Cela dit, on ne pourrait pas non plus se passer des précédents albums, ayant chacun leurs perles. Même si le travail d’enregistrement et de production a gagné en qualité au fil des années, rien ne pourra enlever les frissons que donnent les anciens titres, sur disque ou sur scène. Alors, s’il fallait en choisir dix sur toute cette belle discographie – il y a de la matière puisque tout est à garder sur chaque album ! – on citerait spontanément et sans ordre de préférence : « Les Hommes de Paix », « Mahatma », « Les Pages Se Tournent », « Mon Ile », « Le Champs de Roses », « Le Rêve », « Samouraïs de l’Occident », « Dans Nos Villes », « Marley », « La Faille », « A Tes Côtés »… Oops, ça fait déjà onze.
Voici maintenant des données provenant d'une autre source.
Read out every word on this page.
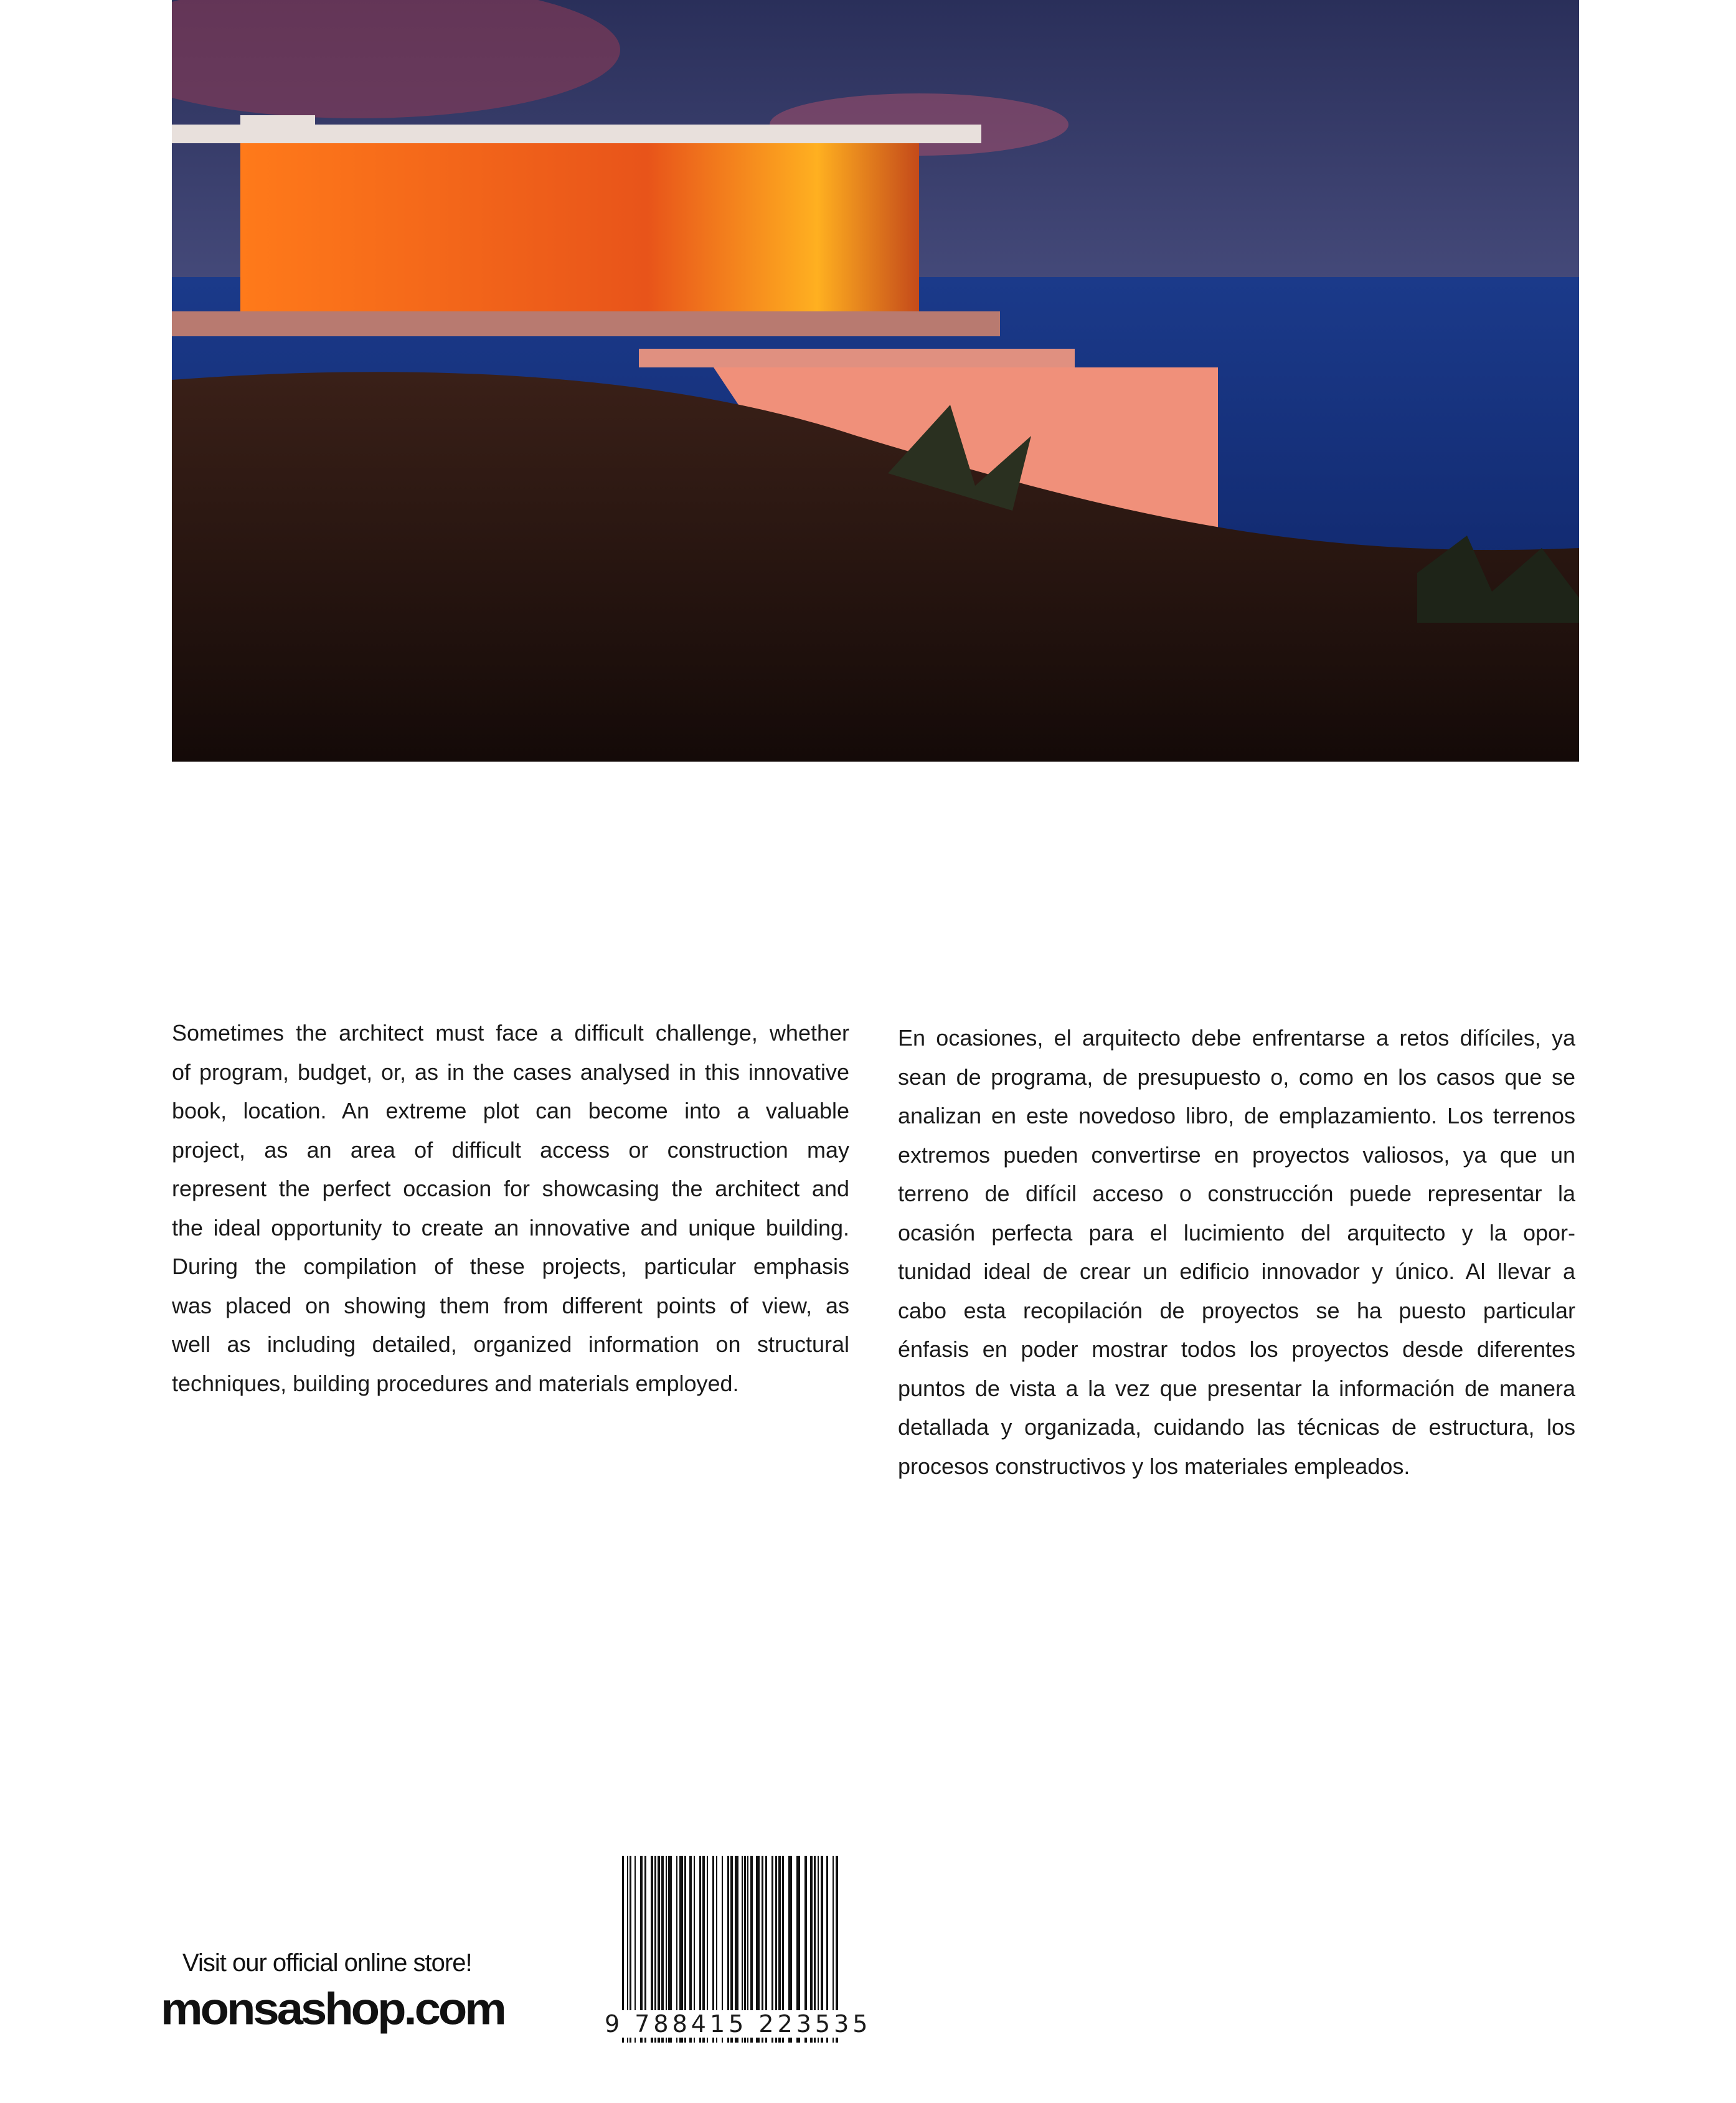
Sometimes the architect must face a difficult challenge, whether
of program, budget, or, as in the cases analysed in this innovative
book, location. An extreme plot can become into a valuable
project, as an area of difficult access or construction may
represent the perfect occasion for showcasing the architect and
the ideal opportunity to create an innovative and unique building.
During the compilation of these projects, particular emphasis
was placed on showing them from different points of view, as
well as including detailed, organized information on structural
techniques, building procedures and materials employed.
En ocasiones, el arquitecto debe enfrentarse a retos difíciles, ya
sean de programa, de presupuesto o, como en los casos que se
analizan en este novedoso libro, de emplazamiento. Los terrenos
extremos pueden convertirse en proyectos valiosos, ya que un
terreno de difícil acceso o construcción puede representar la
ocasión perfecta para el lucimiento del arquitecto y la opor-
tunidad ideal de crear un edificio innovador y único. Al llevar a
cabo esta recopilación de proyectos se ha puesto particular
énfasis en poder mostrar todos los proyectos desde diferentes
puntos de vista a la vez que presentar la información de manera
detallada y organizada, cuidando las técnicas de estructura, los
procesos constructivos y los materiales empleados.
Visit our official online store!
monsashop.com	9 788415 223535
C’est dire comme Danakil nous a gâtés depuis qu’ils ont commencé à partager avec nous leur musique et on les en remercie à chaque album !

Simba

Tracklist : 
01. Poupées Russes
02. Mali Mali
03. Le Rêve
04. Hypocrites
05. Entre Les Lignes feat. Twinkle Brothers
06. Les Signes
07. Mahatma
08. Ne Touche Pas
09. L’Or Noir
10. We Drop feat. Harrison Stafford & Marcus Urani from Groundation
11. Larmes d’Or
12. Fool On The Hill
13. Outro
+ bonus tracks (vinyl & digital version)

vendredi 19 septembre 2014

Reggae Loves Soul (Undisputed Records)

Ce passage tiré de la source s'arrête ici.